В детстве мы, затаив дыхание, слушали папины рассказы о том, как они с дворовыми мальчишками пробрались на первую американскую выставку в Москве и пробовали первую в Советском Союзе кока-колу. А потом, когда на волне перестройки в универсаме у леса стали продавать первые хот-доги и пиццу, они стали для нас еще большим чудом. Мы бегали туда, зажав желтоватые рубли в потной ладони, только из-за них. Завороженно смотрели, как из автомата змеится ручеек незнакомой, сладкой горчицы и пряного майонеза. Как толстая продавщица диковинным, круглым ножом – этот зубчатый диск казался мне настоящим совершенством – режет огромную пиццу, а на разрезе за ним тянется расплавленный сыр и ароматная томатная начинка.
Лизка из параллельного класса – родители однажды возили ее в Америку – говорила: там пицца разная, бесконечная, с начинками, не поддающимися описанию. Любимой мечтой было представлять пиццу с ананасом.
И во всем этом был привкус безусловной свободы, распахнутых горизонтов, совершенных людей и вечного рассвета.
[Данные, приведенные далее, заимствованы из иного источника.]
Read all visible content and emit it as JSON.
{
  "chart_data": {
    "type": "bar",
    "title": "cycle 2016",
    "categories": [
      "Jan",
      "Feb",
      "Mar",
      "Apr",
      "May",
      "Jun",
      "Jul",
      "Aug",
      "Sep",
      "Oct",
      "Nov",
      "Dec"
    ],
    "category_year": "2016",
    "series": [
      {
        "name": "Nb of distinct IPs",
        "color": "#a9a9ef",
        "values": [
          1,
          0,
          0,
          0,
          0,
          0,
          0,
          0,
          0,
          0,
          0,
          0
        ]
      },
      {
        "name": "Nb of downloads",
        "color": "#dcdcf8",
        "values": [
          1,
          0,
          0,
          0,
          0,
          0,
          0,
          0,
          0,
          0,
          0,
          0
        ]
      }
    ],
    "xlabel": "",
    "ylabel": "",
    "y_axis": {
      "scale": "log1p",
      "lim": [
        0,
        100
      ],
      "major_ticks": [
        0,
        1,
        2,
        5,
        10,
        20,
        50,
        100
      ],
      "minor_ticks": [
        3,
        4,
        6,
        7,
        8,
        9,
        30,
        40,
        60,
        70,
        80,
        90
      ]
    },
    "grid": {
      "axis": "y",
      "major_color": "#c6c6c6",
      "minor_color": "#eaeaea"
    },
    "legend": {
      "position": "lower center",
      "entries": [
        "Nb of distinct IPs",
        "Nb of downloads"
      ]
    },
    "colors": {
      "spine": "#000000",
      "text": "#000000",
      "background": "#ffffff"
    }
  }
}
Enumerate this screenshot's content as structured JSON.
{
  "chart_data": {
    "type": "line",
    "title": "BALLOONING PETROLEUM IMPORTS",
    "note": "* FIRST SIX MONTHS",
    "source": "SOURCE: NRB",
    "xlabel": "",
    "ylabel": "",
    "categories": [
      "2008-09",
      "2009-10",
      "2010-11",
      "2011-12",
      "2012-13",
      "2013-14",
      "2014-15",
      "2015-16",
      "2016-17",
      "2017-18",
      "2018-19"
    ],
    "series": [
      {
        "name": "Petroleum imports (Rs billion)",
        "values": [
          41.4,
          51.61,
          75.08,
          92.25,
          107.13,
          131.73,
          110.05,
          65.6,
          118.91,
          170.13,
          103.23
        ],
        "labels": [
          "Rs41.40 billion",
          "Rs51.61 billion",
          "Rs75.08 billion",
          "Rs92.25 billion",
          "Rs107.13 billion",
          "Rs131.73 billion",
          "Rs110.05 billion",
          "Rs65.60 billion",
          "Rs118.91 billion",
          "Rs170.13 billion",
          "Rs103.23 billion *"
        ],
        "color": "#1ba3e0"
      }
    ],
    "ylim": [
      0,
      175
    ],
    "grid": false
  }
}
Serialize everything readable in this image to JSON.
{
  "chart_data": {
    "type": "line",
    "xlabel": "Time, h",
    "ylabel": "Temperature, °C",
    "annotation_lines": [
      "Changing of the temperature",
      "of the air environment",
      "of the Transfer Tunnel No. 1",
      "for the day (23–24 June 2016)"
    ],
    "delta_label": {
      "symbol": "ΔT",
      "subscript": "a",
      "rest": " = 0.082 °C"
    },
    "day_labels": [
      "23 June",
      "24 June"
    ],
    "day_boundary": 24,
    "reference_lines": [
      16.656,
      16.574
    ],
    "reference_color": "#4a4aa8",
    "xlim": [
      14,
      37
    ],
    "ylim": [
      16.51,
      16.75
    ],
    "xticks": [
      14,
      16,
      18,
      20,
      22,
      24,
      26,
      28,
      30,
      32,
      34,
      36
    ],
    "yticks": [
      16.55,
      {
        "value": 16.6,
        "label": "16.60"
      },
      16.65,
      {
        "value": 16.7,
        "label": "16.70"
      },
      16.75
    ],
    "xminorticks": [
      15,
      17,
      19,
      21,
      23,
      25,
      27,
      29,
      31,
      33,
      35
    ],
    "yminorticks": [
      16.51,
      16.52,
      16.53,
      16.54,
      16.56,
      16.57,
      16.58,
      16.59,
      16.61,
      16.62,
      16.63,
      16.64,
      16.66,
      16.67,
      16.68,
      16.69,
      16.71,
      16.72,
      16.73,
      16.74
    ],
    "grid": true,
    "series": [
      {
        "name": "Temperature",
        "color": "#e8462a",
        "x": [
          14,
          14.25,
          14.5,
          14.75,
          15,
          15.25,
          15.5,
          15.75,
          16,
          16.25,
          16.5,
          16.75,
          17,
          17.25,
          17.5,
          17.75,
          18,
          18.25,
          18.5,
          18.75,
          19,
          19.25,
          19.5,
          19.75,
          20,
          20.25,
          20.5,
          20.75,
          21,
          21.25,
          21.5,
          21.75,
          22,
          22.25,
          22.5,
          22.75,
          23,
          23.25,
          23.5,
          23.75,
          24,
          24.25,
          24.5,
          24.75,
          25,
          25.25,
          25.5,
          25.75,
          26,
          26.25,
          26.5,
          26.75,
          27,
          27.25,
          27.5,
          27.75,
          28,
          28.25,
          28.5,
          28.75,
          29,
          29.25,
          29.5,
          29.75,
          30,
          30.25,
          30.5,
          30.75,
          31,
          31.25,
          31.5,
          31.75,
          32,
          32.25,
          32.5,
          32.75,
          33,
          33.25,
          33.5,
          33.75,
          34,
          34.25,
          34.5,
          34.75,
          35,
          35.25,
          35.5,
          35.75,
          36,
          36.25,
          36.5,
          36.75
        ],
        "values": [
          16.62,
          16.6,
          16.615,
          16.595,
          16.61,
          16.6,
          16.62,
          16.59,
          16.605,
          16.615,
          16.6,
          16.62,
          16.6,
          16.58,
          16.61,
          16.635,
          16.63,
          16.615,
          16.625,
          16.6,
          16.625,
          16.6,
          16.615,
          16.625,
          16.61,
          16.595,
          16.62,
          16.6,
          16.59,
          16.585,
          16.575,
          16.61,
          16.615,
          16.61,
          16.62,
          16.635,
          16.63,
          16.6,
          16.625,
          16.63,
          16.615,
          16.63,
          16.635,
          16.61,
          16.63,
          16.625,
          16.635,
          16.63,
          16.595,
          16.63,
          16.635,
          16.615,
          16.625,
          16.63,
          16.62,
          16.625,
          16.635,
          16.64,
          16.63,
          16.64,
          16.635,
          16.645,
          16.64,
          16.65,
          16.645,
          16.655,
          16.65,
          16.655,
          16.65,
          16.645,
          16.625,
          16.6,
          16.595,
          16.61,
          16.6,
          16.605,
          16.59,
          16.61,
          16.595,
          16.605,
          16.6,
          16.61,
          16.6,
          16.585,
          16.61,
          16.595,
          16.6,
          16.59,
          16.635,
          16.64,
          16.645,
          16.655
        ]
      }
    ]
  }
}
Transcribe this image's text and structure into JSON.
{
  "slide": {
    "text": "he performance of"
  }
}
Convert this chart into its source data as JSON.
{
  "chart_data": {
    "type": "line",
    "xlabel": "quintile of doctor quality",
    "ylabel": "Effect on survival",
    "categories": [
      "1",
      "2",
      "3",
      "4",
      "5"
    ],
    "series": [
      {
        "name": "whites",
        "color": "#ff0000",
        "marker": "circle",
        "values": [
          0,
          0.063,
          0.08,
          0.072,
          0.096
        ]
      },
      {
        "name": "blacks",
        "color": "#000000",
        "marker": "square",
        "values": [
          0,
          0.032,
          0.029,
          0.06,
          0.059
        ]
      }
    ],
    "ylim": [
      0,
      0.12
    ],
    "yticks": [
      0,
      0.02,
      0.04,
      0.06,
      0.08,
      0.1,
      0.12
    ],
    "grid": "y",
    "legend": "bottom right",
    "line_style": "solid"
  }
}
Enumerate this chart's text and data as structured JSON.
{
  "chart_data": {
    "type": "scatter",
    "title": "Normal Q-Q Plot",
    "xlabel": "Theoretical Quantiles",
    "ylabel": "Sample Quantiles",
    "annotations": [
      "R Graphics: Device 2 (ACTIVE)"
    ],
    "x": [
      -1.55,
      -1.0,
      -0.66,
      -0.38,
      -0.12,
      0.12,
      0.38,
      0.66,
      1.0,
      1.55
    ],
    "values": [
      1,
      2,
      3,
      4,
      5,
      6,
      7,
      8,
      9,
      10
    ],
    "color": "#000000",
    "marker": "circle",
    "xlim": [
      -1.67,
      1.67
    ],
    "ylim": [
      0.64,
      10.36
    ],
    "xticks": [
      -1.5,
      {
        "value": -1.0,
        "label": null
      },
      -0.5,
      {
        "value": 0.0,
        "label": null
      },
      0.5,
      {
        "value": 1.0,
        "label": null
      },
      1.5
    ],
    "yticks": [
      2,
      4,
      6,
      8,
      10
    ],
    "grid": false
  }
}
Мы вкладывали в простое потребительство душу, додумывали то, чего нет на самом деле, обожествляли его. Как древние – деревья и реки. Как в детстве, когда папа включал машинку, заглатывающую диафильмы, и стена оживала, расцвеченная невиданными лесами, заманчивыми путешествиями, эльфами и волшебными странами. Стена превращалась в эльфов и Кота в сапогах, в Золушку и говорящих медведей. Но это МЫ видели все эти миры – с помощью хитроумной машинки, а сама стена оставалась пустой и безликой…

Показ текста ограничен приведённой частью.